A bench of Chief Justice U U Lalit and Justices S Ravindra Bhat and J B Pardiwala pointed out the normal methods open to a person charged with commission of any offence to disprove the charge or to prove his innocence at the trial are not available to the person preventively detained.
“The preventive detention is a serious invasion of personal liberty and the normal methods open to a person charged with commission of any offence to disprove the charge or to prove his innocence at the trial are not available to the person preventively detained," the bench said.
The bench said in cases of preventive detention, it becomes very imperative on the part of the detaining authority as well as the executing authorities to remain vigilant in passing the detention order.
Acting on a plea by Sushanta Kumar Banik, the top court quashed the preventive detention order passed by the Tripura government on November 12, 2021 and ordered his release forthwith from custody.

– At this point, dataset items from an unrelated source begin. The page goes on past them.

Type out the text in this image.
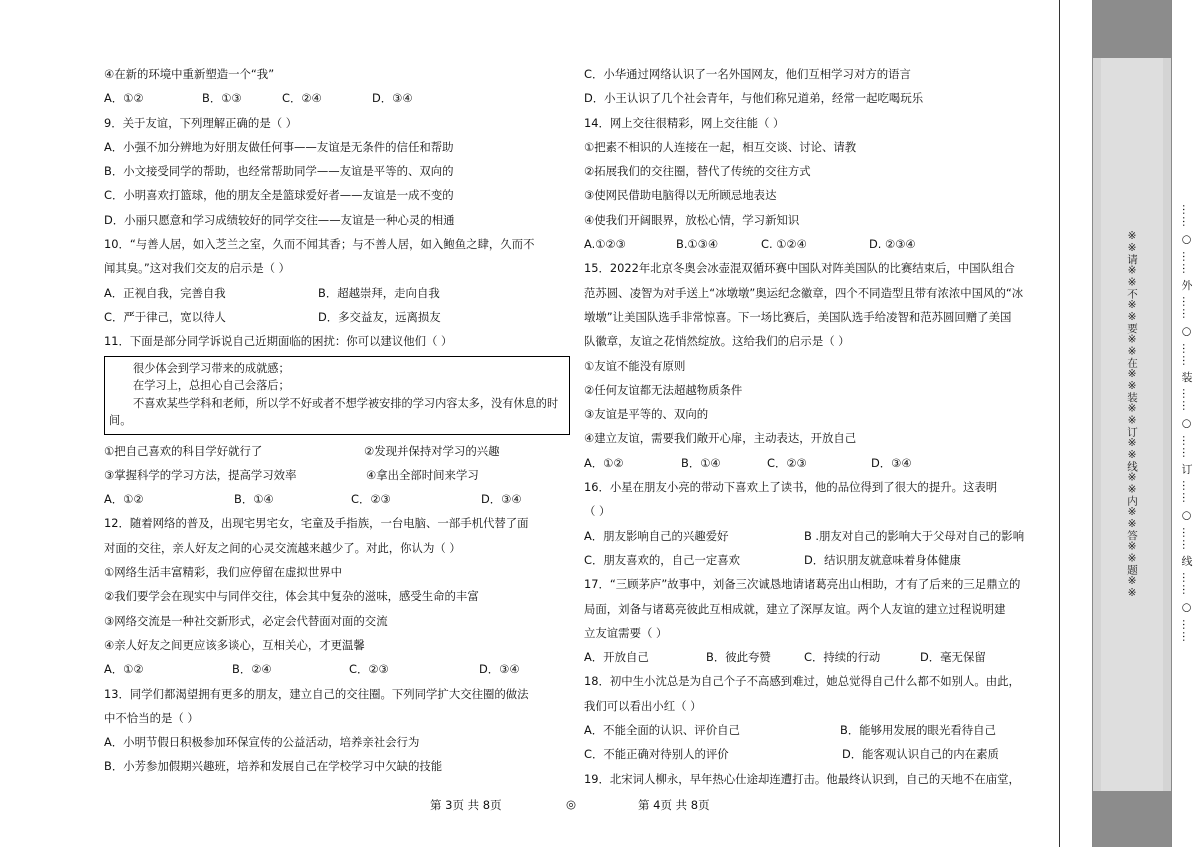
④在新的环境中重新塑造一个“我”
A．①②	B．①③	C．②④	D．③④
9．关于友谊，下列理解正确的是（ ）
A．小强不加分辨地为好朋友做任何事——友谊是无条件的信任和帮助
B．小文接受同学的帮助，也经常帮助同学——友谊是平等的、双向的
C．小明喜欢打篮球，他的朋友全是篮球爱好者——友谊是一成不变的
D．小丽只愿意和学习成绩较好的同学交往——友谊是一种心灵的相通
10．“与善人居，如入芝兰之室，久而不闻其香；与不善人居，如入鲍鱼之肆，久而不
闻其臭。”这对我们交友的启示是（ ）
A．正视自我，完善自我	B．超越崇拜，走向自我
C．严于律己，宽以待人	D．多交益友，远离损友
11．下面是部分同学诉说自己近期面临的困扰：你可以建议他们（ ）
很少体会到学习带来的成就感；
在学习上，总担心自己会落后；
不喜欢某些学科和老师，所以学不好或者不想学被安排的学习内容太多，没有休息的时间。
①把自己喜欢的科目学好就行了	②发现并保持对学习的兴趣
③掌握科学的学习方法，提高学习效率	④拿出全部时间来学习
A．①②	B．①④	C．②③	D．③④
12．随着网络的普及，出现宅男宅女，宅童及手指族，一台电脑、一部手机代替了面
对面的交往，亲人好友之间的心灵交流越来越少了。对此，你认为（ ）
①网络生活丰富精彩，我们应停留在虚拟世界中
②我们要学会在现实中与同伴交往，体会其中复杂的滋味，感受生命的丰富
③网络交流是一种社交新形式，必定会代替面对面的交流
④亲人好友之间更应该多谈心，互相关心，才更温馨
A．①②	B．②④	C．②③	D．③④
13．同学们都渴望拥有更多的朋友，建立自己的交往圈。下列同学扩大交往圈的做法
中不恰当的是（ ）
A．小明节假日积极参加环保宣传的公益活动，培养亲社会行为
B．小芳参加假期兴趣班，培养和发展自己在学校学习中欠缺的技能
C．小华通过网络认识了一名外国网友，他们互相学习对方的语言
D．小王认识了几个社会青年，与他们称兄道弟，经常一起吃喝玩乐
14．网上交往很精彩，网上交往能（ ）
①把素不相识的人连接在一起，相互交谈、讨论、请教
②拓展我们的交往圈，替代了传统的交往方式
③使网民借助电脑得以无所顾忌地表达
④使我们开阔眼界，放松心情，学习新知识
A.①②③	B.①③④	C. ①②④	D. ②③④
15．2022年北京冬奥会冰壶混双循环赛中国队对阵美国队的比赛结束后，中国队组合
范苏圆、凌智为对手送上“冰墩墩”奥运纪念徽章，四个不同造型且带有浓浓中国风的“冰
墩墩”让美国队选手非常惊喜。下一场比赛后，美国队选手给凌智和范苏圆回赠了美国
队徽章，友谊之花悄然绽放。这给我们的启示是（ ）
①友谊不能没有原则
②任何友谊都无法超越物质条件
③友谊是平等的、双向的
④建立友谊，需要我们敞开心扉，主动表达，开放自己
A．①②	B．①④	C．②③	D．③④
16．小星在朋友小亮的带动下喜欢上了读书，他的品位得到了很大的提升。这表明
（ ）
A．朋友影响自己的兴趣爱好	B .朋友对自己的影响大于父母对自己的影响
C．朋友喜欢的，自己一定喜欢	D．结识朋友就意味着身体健康
17．“三顾茅庐”故事中，刘备三次诚恳地请诸葛亮出山相助，才有了后来的三足鼎立的
局面，刘备与诸葛亮彼此互相成就，建立了深厚友谊。两个人友谊的建立过程说明建
立友谊需要（ ）
A．开放自己	B．彼此夸赞	C．持续的行动	D．毫无保留
18．初中生小沈总是为自己个子不高感到难过，她总觉得自己什么都不如别人。由此，
我们可以看出小红（ ）
A．不能全面的认识、评价自己	B．能够用发展的眼光看待自己
C．不能正确对待别人的评价	D．能客观认识自己的内在素质
19．北宋词人柳永，早年热心仕途却连遭打击。他最终认识到，自己的天地不在庙堂，
第 3页 共 8页	◎	第 4页 共 8页
※※请※※不※※要※※在※※装※※订※※线※※内※※答※※题※※	…… ○ …… 外 …… ○ …… 装 …… ○ …… 订 …… ○ …… 线 …… ○ ……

Banik approached the top court challenging the Tripura High Court order of June 1, 2022, which rejected his application questioning the legality and validity of the detention order.
The bench pointed out that it appears the order of preventive detention came to be passed essentially on the ground that in the past two FIRs were registered against the appellant for the offences punishable under various sections of NDPS Act and he is a habitual offender.
“However, what is important to note is that in both the cases registered under the NDPS Act, 1985, the appellant herein was ordered to be released on bail by the special court, Tripura,” the court said.
If the appellant was ordered to be released on bail despite the rigours of Section 37 of the NDPS Act, 1985, then the same is suggestive that the court concerned might not have found any prima facie case against him, the bench said.
“Had this fact been brought to the notice of the detaining authority, then it would have influenced the mind of the detaining authority one way or the other on the question whether or not to make an order of detention. The State never thought to even challenge the bail orders passed by the special court releasing the appellant on bail," the bench said.